Only in recent years have the courts turned the clock back with the Bangladeshi Supreme Court in February 2010 repealing the notorious Fifth Amendment to the country’s Constitution that had legalised the martial law of the 1970s and the deletion of secularism from its pages, arguing that it had “destroyed one of the basis of our struggle for freedom and also changed the basic character of the Republic.”

In March this year, exactly 40 years after the Pakistani Army massacres that began the militant phase of the resistance and culminated in the creation of Bangladesh, a senior Bangladeshi cabinet minister in Dhaka recounted to me in stark detail his ghastly memories of March 25, 1971, the day when the Pakistan Army began its infamous Operation Searchlight. It was designed to crush Bengali nationalism in the major cities but instead ignited a revolution. The memory of those terrible massacres is still a haunting presence for this generation of Bangladesh’s leaders; all the more reason why the trajectory of its politics since 1971 has been so perplexing for India, until Sheikh Hasina’s decision to re-engage with New Delhi, that is.

Despite cultural affinities, extending a hand of friendship to India still carries political risks in Dhaka. This is why Sheikh Hasina’s minders cancelled her planned trip to Kolkata after her historic “transformational” visit to New Delhi in January 2010, arguing that even a 24-hour delay in returning to Dhaka and explaining her position would allow the Opposition to paint it as a sellout to India – as indeed the BNP did.

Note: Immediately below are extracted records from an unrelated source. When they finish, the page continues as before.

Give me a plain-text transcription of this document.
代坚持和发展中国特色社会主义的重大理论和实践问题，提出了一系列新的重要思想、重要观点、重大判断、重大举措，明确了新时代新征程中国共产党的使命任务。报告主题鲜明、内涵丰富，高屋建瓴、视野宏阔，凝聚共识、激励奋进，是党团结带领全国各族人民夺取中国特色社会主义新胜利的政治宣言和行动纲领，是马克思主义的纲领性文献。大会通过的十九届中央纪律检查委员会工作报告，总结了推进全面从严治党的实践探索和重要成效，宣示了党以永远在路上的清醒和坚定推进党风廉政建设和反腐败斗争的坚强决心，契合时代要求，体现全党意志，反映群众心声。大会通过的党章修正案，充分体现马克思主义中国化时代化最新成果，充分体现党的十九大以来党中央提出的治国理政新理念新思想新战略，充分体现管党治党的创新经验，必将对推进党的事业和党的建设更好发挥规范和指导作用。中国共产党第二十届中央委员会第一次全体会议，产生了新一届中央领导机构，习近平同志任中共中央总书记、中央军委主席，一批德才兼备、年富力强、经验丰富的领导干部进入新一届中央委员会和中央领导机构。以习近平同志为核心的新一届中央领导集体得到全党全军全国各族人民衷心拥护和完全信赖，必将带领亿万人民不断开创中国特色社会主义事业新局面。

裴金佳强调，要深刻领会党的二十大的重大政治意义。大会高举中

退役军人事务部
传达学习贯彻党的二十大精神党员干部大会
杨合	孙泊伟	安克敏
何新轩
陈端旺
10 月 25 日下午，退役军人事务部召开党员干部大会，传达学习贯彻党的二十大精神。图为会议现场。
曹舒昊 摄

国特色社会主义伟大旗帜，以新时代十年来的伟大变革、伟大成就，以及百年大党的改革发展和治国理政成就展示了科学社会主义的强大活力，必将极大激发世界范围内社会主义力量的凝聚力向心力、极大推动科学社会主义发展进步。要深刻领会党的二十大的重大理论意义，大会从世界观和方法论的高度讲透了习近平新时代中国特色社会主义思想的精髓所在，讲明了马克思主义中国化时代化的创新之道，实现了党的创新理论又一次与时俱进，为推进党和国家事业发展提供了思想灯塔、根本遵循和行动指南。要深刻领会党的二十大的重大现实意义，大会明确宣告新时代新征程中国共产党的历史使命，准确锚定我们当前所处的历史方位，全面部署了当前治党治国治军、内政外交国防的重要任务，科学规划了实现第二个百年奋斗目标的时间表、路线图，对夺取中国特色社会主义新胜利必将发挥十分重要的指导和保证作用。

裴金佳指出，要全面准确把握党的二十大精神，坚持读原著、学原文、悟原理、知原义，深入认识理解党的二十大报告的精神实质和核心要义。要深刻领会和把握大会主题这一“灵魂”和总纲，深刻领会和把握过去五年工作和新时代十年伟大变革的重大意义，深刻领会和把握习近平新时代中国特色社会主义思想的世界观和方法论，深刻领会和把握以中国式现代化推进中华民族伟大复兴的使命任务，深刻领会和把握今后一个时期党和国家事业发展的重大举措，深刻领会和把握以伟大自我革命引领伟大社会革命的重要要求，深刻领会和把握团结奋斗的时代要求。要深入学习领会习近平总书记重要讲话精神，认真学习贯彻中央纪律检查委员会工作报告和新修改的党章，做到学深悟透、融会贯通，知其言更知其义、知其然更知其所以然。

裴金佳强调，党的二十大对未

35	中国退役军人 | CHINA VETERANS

The strategic case for India’s re-engagement with Bangladesh is obvious, but so is the economic argument. The North-Eastern states bordering the tribal districts of Bangladesh and the border districts of West Bengal were economically tied at the hip with those on the other side before Partition. Both were hit badly by the rupturing of trade linkages. At 4,096 kilometers, India’s Bangladesh border is its largest and both countries share as many as 54 rivers.

This is why Mamata Bannerjee’s brinkmanship in September over the sharing of the Teesta and the Feni may have won her some local brownie points but was terrible for India’s strategic interests. It took the sheen of the paradigm shift that Manmohan Singh was hoping to seal in Dhaka with Sheikh Hasina.

Since 2010, India has extended a $1 billion credit line to Bangladesh for infrastructure, and bilateral trade has more than doubled from $2.1 billion in 2005-06 to over $5 billion in 2010-11.

These are the building blocks of a new partnership but make no mistake, the game that started in Dhaka in 1971 is by no means over.